In code, you must enable external and Iceberg tables at both the account level and also for each clean room that links in external or Iceberg tables. If you have enabled external and Iceberg tables in the clean room UI, you do not need to enable them in code (you don’t need to take the steps listed here).
Warning
If only one account has enabled this feature for their account or clean room and linked in an external or Iceberg table, the other account will be able to run existing templates, but won’t be able to modify the clean room in any way until external and Iceberg tables are allowed in both that account and clean room.
To enable and use external or Iceberg tables for new clean rooms in code:
A user with the ACCOUNTADMIN role first enables external and Iceberg tables for the entire clean room environment in both the provider and consumer accounts:
USE ROLE ACCOUNTADMIN; CALL samooha_by_snowflake_local_db.library.enable_external_tables_on_account();
Note
Existing clean rooms created with the clean room UI are not affected by this method. To update existing clean rooms created using the clean room UI you must either enable them in code individually, as shown in the next steps, or else enable clean rooms using the clean room UI, which enables the feature for all existing clean rooms.
A provider enables external and Iceberg tables for their clean room.
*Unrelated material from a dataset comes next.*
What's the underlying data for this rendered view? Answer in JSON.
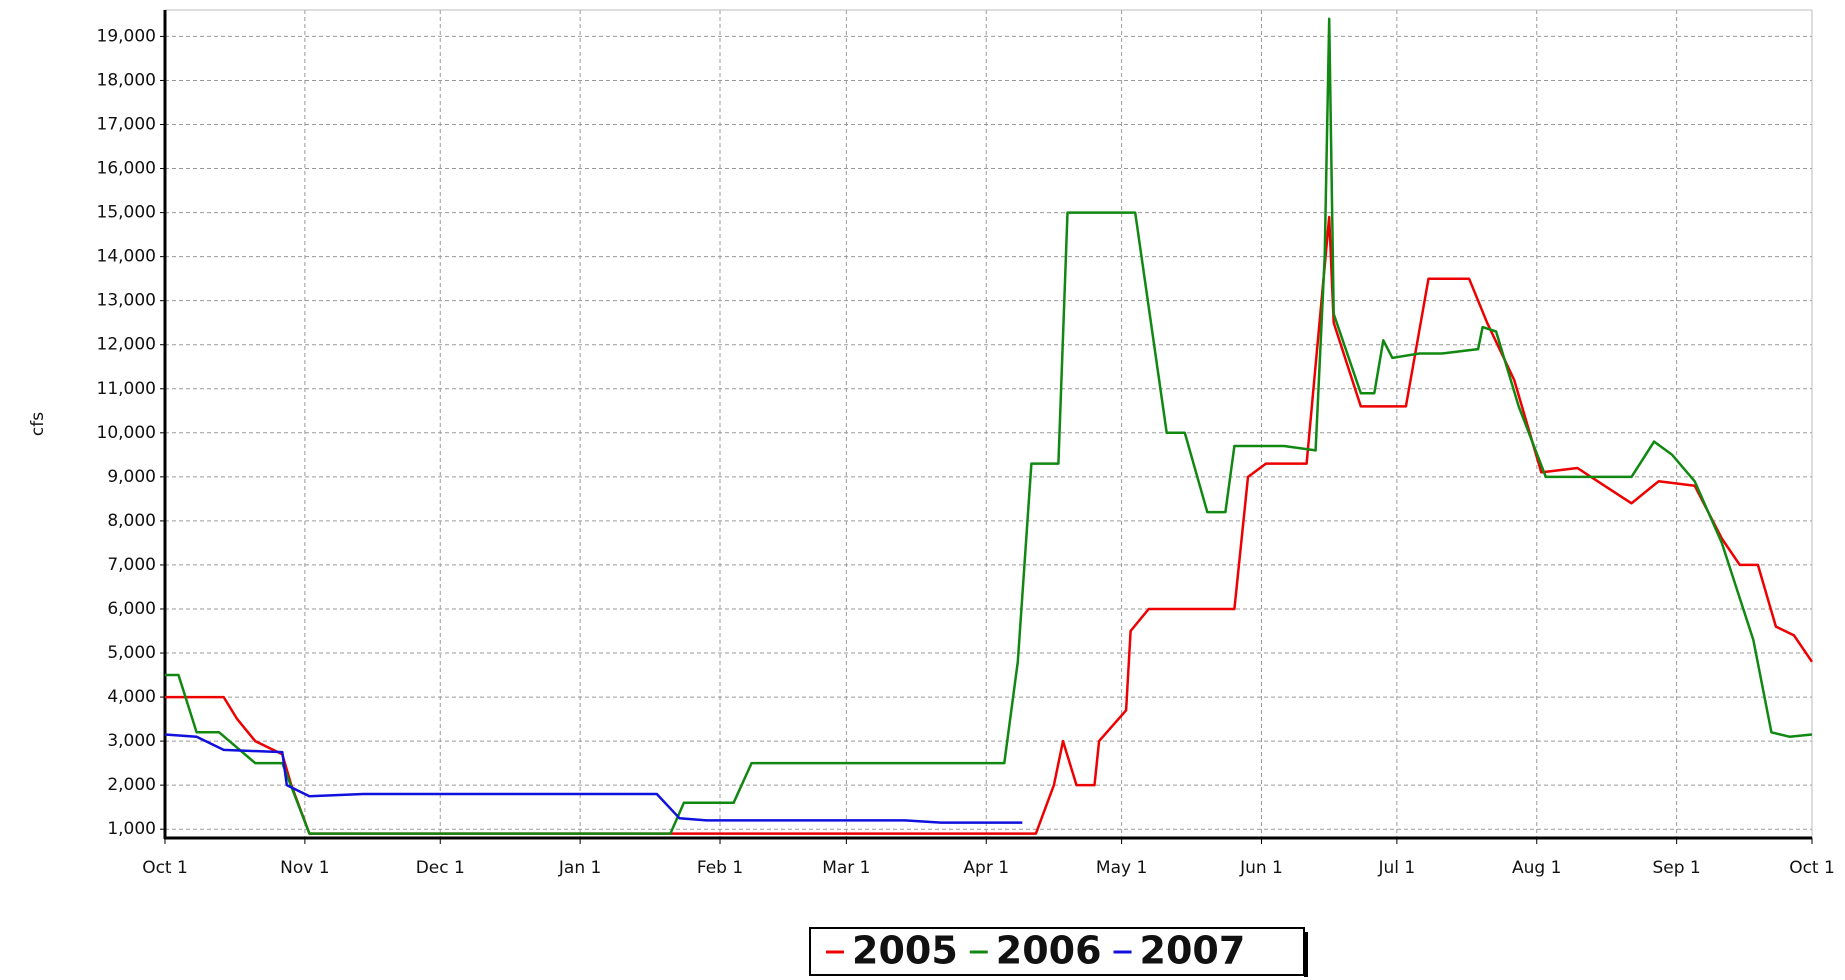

Note that this triggers a security scan which, if successful, will generate a new clean room version, so you will need to update the default release directive.
USE ROLE SAMOOHA_APP_ROLE; CALL samooha_by_snowflake_local_db.provider.enable_external_tables_for_cleanroom( $cleanroom_name); -- Call until scan is complete. call samooha_by_snowflake_local_db.provider.view_cleanroom_scan_status($cleanroom_name); -- When scan is successful, update with patch version mentioned in return value from enable_external_tables_for_cleanroom. call samooha_by_snowflake_local_db.provider.set_default_release_directive($cleanroom_name, 'V1_0', '<PATCH_VERSION>');
A consumer must also enable use of external and Iceberg tables in the same clean room:
USE ROLE SAMOOHA_APP_ROLE; CALL samooha_by_snowflake_local_db.consumer.enable_external_tables_for_cleanroom( $cleanroom_name);
After external and Iceberg tables have been enabled for a clean room, collaborators can register and link these tables the same way as any other table.